Anyways coming to APIs' in TimelineWriter which Haibo referred to in his
comment above, TimelineWriter is an interface so we cannot really talk about
HBase flush functionality in the javadoc here. Probably can be mentioned as an
example.
Also, we can split the APIs' or even pass a flag to write API and explain in
javadoc that you should call flush mandatorily after write for sync calls and
that should also flush buffered async calls if there is any buffering.
But if this is what we want writer (which is a pluggable interface) to do
mandatorily and essentially writer implementation would also need to call write
followed by flush for sync, can't we simply ensure the sequence from
TimelineCollector itself? Is there some scenario where you think an explicit
separate API will be useful?
Thoughts?
> Implement TimelineCollector#putEntitiesAsync
> --------------------------------------------
>
> Key: YARN-6357
> URL: https://issues.apache.org/jira/browse/YARN-6357
> Project: Hadoop YARN
> Issue Type: Sub-task
> Components: ATSv2, timelineserver
> Affects Versions: YARN-2928
> Reporter: Joep Rottinghuis
> Assignee: Haibo Chen
> Labels: yarn-5355-merge-blocker
> Attachments: YARN-6357.01.patch, YARN-6357.02.patch
>
>
> As discovered and discussed in YARN-5269 the
> TimelineCollector#putEntitiesAsync method is currently not implemented and
> TimelineCollector#putEntities is asynchronous.
> TimelineV2ClientImpl#putEntities vs TimelineV2ClientImpl#putEntitiesAsync
> correctly call TimelineEntityDispatcher#dispatchEntities(boolean sync,...
> with the correct argument. This argument does seem to make it into the
> params, and on the server side TimelineCollectorWebService#putEntities
> correctly pulls the async parameter from the rest call. See line 156:
> {code}
> boolean isAsync = async != null && async.trim().equalsIgnoreCase("true");
> {code}
> However, this is where the problem starts. It simply calls
> TimelineCollector#putEntities and ignores the value of isAsync.
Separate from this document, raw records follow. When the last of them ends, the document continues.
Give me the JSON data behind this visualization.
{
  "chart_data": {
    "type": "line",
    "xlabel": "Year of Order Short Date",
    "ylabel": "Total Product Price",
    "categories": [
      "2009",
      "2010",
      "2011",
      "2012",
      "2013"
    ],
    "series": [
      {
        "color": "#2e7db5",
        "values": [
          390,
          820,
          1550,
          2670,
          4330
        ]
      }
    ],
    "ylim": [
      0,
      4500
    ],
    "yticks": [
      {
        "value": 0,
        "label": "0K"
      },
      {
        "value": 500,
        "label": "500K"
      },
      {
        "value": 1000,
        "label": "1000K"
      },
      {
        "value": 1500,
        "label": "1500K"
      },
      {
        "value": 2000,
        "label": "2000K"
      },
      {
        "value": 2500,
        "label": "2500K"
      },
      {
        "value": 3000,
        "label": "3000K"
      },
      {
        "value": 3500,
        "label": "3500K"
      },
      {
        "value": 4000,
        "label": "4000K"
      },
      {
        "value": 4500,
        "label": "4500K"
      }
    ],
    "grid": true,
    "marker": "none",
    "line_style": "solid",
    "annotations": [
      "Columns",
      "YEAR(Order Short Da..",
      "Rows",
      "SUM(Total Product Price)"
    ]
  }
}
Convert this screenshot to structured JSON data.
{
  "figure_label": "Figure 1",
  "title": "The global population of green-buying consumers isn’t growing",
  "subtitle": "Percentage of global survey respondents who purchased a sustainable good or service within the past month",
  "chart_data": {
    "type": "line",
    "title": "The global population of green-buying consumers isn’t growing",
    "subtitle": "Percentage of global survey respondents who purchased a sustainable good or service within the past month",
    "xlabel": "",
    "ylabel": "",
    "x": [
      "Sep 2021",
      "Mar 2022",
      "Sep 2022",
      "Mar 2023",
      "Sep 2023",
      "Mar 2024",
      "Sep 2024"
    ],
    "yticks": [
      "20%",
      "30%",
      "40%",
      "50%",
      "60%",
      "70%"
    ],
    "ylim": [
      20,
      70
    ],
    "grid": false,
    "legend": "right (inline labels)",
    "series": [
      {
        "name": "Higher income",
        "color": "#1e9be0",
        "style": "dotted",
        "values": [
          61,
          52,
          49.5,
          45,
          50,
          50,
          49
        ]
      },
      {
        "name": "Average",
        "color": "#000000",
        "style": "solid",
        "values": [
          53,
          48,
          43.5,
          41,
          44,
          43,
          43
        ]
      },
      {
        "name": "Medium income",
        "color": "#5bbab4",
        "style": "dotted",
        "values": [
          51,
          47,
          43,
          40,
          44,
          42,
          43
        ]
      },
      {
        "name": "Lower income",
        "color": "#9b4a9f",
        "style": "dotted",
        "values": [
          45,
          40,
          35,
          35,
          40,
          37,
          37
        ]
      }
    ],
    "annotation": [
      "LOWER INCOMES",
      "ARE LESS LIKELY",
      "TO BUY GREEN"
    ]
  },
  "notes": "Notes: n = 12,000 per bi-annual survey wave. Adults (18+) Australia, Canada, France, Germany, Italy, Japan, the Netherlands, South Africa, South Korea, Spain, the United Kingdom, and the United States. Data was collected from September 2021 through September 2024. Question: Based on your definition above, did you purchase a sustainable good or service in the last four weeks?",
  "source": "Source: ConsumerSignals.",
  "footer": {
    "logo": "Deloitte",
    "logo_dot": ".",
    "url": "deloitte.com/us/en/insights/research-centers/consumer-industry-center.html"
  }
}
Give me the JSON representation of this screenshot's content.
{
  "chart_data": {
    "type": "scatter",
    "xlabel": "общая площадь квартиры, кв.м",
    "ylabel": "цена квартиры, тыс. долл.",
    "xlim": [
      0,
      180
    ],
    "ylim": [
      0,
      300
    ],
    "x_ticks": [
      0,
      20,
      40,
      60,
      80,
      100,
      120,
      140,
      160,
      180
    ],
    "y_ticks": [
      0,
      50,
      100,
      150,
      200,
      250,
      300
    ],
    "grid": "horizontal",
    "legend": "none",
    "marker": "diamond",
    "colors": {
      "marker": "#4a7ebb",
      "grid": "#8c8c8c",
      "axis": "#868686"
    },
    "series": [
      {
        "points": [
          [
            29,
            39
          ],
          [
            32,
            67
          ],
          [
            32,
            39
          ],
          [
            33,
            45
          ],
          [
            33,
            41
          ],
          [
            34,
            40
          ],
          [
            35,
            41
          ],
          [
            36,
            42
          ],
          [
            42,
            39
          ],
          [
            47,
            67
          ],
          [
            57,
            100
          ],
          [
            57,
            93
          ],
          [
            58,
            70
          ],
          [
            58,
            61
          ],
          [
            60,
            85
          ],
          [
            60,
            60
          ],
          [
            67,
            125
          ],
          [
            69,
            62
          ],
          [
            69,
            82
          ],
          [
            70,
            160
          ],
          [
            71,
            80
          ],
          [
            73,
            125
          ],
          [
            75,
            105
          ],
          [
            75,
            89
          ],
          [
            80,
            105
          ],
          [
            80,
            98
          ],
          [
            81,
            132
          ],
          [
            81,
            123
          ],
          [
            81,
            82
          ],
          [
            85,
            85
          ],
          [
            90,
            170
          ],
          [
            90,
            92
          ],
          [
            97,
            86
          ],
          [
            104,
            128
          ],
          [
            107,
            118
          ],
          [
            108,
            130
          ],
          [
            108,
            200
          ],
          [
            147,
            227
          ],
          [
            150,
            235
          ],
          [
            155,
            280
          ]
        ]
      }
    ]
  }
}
It should
> instead have called TimelineCollector#putEntitiesAsync, which is currently
> not implemented.
> putEntities should call putEntitiesAsync and then after that call
> writer.flush()
> The fact that we flush on close and we flush periodically should be more of a
> concern of avoiding data loss; close in case sync is never called and the
> periodic flush to guard against having data from slow writers get buffered
> for a long time and expose us to risk of loss in case the collector crashes
> with data in its buffers. Size-based flush is a different concern to avoid
> blowing up memory footprint.
> The spooling behavior is also somewhat separate.
> We have two separate methods on our API putEntities and putEntitiesAsync and
> they should have different behavior beyond waiting for the request to be sent.